For Love of Liberty: The Story of America's Black Patriots
The mini-series—a project of actor Louis Gossett, Jr.—was 10 years in the making, and it shows. The filmmakers dug up reams of historical footage and countless photographs and paintings, as well as hundreds of letters, journal entries, speeches, and newspaper articles. The format borrows heavily from Ken Burns, with an impressive cast pitching in for dramatic readings of historical texts. (Ice-T, Kris Kristofferson, Bill Cosby, John Travolta, Danny Glover, Susan Sarandon, Morgan Freeman, and Jeffrey Wright all take part. The list goes on.) Dozens of ordinary soldiers, as well as historical figures such as W.E.B. Du Bois and Ida B. Wells, are given voice, as are numerous forgotten "firsts," like Capt. Riley Pitts, the first black officer to receive the Medal of Honor. If For Love of Liberty isn't comprehensive, it's certainly a valiant attempt.
Unfortunately, much of that rigor is wasted due to poor storytelling. Early on, the words of Spanish-American War historian Edward Johnson appear on the screen: "Let it be said that the Negro soldier did his duty under the flag, whether the flag protected him or not." Like lawyers arguing a case, the filmmakers proceed to prove this point, exhibit by exhibit. The documentary begins with Crispus Attucks, the first casualty of the American Revolution, and moves swiftly through history, never lingering long. The bulk of the story is told through voice-overs of letters and journal entries. While these original sources are often fascinating, it's a format that grows tired after four hours. (And when those sonorous voices start quoting web sites, as they do in describing the 2000 bombing of the USS Cole, it's downright embarrassing.)
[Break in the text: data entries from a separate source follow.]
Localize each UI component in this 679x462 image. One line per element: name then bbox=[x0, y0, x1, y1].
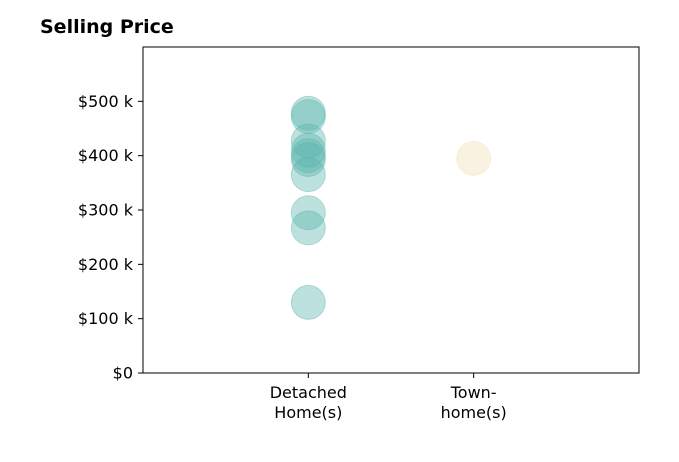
y-tick-label: $100 k bbox=[78, 309, 134, 328]
data-point bbox=[290, 195, 326, 231]
data-point bbox=[456, 140, 492, 176]
y-axis: $0 $100 k $200 k $300 k $400 k $500 k bbox=[78, 92, 143, 383]
y-tick-label: $0 bbox=[113, 364, 133, 383]
x-axis: Detached Home(s) Town-home(s) bbox=[270, 373, 507, 422]
y-tick-label: $200 k bbox=[78, 255, 134, 274]
data-point bbox=[290, 138, 326, 174]
data-point bbox=[290, 99, 326, 135]
data-point bbox=[290, 210, 326, 246]
x-tick-label: Town-home(s) bbox=[441, 383, 507, 422]
y-tick-label: $400 k bbox=[78, 146, 134, 165]
data-point bbox=[290, 95, 326, 131]
data-point bbox=[290, 157, 326, 193]
y-tick-label: $500 k bbox=[78, 92, 134, 111]
plot-area-frame bbox=[142, 46, 640, 374]
x-tick-label: Detached Home(s) bbox=[270, 383, 347, 422]
y-tick-label: $300 k bbox=[78, 201, 134, 220]
data-point bbox=[290, 141, 326, 177]
data-point bbox=[290, 284, 326, 320]
points-layer bbox=[290, 95, 492, 320]
chart-title: Selling Price bbox=[40, 16, 174, 38]
data-point bbox=[290, 123, 326, 159]
data-point bbox=[290, 132, 326, 168]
Instead of interviewing historians or people who actually fought in these wars, the producers put their energies into historical reenactments. For the most part, they are impressionistic and inoffensive. Most dramatize the act of letter-writing itself: Think quill pens and inkwells. But by World War I, when reenactments of soldiers in action begin to alternate with historical footage, they become frustrating. It is difficult to tell which shots are authentic, distracting the viewer into checking for graininess in the film stock. (And reenactments of the Persian Gulf War? Give me a break.)
All that said, parts of For Love of Liberty are quite powerful. The long litany of heroic feats by black Americans, while poorly contextualized, makes one realize the extent to which American military history has been whitewashed. And the documentary covers many figures that should long have been in the history books. Many Americans know about Crispus Attucks, the Tuskegee Airmen of World War II, and the Buffalo Soldiers, the black regiment that helped "tame the West." But how many have heard of Robert Smalls? Smalls was a slave who worked aboard a Confederate steamer during the Civil War. One night, while the white officers were ashore, Smalls commandeered the ship and delivered it into the hands of the Union. Smalls became a hero, and the ship was hailed as "the first trophy from Fort Sumter." He later became a South Carolina state legislator, and helped draft a new constitution of the state in which he had been a slave.
Or what about Eugene Jacques Bullard, World War I's only black combat pilot? Bullard flew accompanied by a pet monkey named Jimmy, and the insignia on his plane read: "All blood runs red." He was known as "The Black Swallow of Death" for his flying--and shooting--prowess. He flew for the French; the American military barred blacks from flying. Each bio in the documentary is disappointingly brief, but like a good encyclopedia, For Love of Liberty leaves you wanting to know more.
The quoted letters, too, are often moving. "Why did black men die here in France 3,300 miles from their homes?" soldier William Hewlett wrote during World War I, echoing the writings of many a soldier before and after him. "Was it to make democracy safe for white people in America, with the black race left out?"
But as the series moves into the modern era, its flaws become more glaring. Its coverage of the Vietnam War makes barely any mention of the draft, which was clearly a great motivator for soldiers of all colors. And the feats of black soldiers who fought in Vietnam are celebrated with only scant mention of the "war" at home. What of those black Americans, like Muhammad Ali, who exhibited that other kind of bravery: resistance?
In their single-minded effort to be laudatory, the filmmakers sometimes bang the war drums a bit too loudly. Midway through introducing the current conflicts in the Middle East, narrator Avery Brooks says: "The war on terrorism spilled into Iraq." Millions of Americans might beg to differ that the lead-up to the war was quite that simple, but such lack of nuance is unfortunately the norm in For Love of Liberty.
At the end, host Halle Berry returns to the question of motivation. What led generations of black Americans to fight and die for a country that didn't even afford them basic freedoms? The patriotic music—too loud and too constant throughout—swells, and Berry reveals the long-awaited answer. It's simple, apparently. "Like all Americans in all wars," she says, "African-Americans fought for love of liberty."
For Love of Liberty: The Story of America's Black Patriots airs on Maryland Public Television Monday, Feb. 22, and Tuesday, Feb. 23 at 9:00 p.m.